Skip to main content

Use Unicode property escapes to detect emoji in JavaScript

From how to detect emoji using JavaScript on Stack Overflow:

The answers might work but are terrible because they rely on unicode ranges that are unreadable and somewhat “magic” because it’s not always clear where do they come from and why they work, not to mention they’re not resilient to new emojis being added to the spec.

Major browsers now support unicode property escape which allows for matching emojis based on their belonging in the Emoji unicode category: \p{Emoji} matches an emoji, \P{Emoji} matches a non-emoji.
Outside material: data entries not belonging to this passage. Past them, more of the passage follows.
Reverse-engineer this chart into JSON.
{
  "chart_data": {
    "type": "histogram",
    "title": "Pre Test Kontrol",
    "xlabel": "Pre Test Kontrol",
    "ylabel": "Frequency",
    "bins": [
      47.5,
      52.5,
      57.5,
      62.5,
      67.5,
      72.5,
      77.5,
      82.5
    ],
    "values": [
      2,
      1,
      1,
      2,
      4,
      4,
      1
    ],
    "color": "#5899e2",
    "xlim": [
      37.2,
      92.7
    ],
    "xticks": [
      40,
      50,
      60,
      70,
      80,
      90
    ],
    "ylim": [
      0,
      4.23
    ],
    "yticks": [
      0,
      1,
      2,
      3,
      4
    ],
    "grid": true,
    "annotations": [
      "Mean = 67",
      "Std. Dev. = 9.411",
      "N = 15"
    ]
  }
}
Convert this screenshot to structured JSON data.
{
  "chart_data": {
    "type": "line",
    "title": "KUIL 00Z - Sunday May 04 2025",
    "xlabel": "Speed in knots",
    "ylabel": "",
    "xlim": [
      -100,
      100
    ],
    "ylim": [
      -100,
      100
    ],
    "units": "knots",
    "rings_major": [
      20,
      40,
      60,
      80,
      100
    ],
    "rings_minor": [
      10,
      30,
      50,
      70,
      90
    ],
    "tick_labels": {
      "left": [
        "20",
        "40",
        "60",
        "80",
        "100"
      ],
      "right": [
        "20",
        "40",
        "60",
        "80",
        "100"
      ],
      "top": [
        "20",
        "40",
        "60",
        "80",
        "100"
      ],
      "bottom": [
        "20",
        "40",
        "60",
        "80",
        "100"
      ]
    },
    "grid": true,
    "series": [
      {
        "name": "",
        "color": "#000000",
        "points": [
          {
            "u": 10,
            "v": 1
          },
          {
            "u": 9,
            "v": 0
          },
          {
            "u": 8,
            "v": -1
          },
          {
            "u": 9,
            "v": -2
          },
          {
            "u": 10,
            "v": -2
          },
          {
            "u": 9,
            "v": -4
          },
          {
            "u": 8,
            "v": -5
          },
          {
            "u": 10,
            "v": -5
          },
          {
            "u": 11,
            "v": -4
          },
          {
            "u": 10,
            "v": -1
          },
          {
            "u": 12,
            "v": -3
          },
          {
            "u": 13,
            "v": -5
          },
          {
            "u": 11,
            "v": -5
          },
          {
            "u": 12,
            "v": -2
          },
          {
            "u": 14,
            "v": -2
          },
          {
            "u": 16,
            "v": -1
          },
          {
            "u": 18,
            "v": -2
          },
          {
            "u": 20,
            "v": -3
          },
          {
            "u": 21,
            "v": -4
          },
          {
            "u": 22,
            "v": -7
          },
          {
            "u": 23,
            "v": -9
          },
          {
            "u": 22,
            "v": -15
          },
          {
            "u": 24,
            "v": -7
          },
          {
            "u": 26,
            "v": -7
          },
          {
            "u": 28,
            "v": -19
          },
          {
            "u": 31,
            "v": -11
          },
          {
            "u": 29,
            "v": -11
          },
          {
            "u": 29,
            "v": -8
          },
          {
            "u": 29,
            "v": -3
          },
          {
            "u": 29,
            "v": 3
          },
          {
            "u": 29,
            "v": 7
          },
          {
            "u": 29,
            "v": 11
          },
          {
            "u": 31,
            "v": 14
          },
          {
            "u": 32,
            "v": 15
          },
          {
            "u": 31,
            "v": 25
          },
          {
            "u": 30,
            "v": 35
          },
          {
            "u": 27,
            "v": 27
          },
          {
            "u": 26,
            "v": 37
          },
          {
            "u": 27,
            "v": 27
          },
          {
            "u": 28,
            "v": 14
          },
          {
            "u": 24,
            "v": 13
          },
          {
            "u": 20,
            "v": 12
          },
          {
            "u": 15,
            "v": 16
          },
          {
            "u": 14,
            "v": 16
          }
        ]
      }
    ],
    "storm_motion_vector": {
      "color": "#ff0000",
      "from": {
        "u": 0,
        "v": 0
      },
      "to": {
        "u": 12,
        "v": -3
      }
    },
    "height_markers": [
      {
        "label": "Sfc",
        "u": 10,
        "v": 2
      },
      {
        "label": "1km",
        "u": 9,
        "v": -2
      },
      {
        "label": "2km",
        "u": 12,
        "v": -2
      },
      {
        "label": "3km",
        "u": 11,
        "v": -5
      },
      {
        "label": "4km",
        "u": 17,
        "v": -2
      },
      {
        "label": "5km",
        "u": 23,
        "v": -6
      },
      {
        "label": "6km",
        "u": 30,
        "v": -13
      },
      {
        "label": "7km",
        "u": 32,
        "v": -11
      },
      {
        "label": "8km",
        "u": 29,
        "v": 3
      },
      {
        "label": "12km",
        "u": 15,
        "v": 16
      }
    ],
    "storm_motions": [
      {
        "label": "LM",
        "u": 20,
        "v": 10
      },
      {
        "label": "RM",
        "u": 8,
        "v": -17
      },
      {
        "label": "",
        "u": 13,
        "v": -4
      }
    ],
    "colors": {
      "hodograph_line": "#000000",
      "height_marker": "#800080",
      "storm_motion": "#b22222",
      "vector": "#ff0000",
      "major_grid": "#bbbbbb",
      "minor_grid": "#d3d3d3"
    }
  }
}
which includes some example code:

console.log(
  /\p{Emoji}/u.test('flowers'), // false :)
  /\p{Emoji}/u.test('flowers 🌼🌺🌸'), // true :)
  /\p{Emoji}/u.test('flowers 123'), // true :(
)
console.log(
  /\p{Extended_Pictographic}/u.test('flowers'), // false :)
  /\p{Extended_Pictographic}/u.test('flowers 🌼🌺🌸'), // true :)
  /\p{Extended_Pictographic}/u.test('flowers 123'), // false :)
)

But this doesn’t just apply to emoji – the MDN documentation explains you can also use this for different chunks of the Unicode spectrum, e.g. \P{Script_Extensions=Latin} or \p{Letter}.

I used this to detect emoji as part of enhanced spam detection in Wellcome Collection’s catalogue search.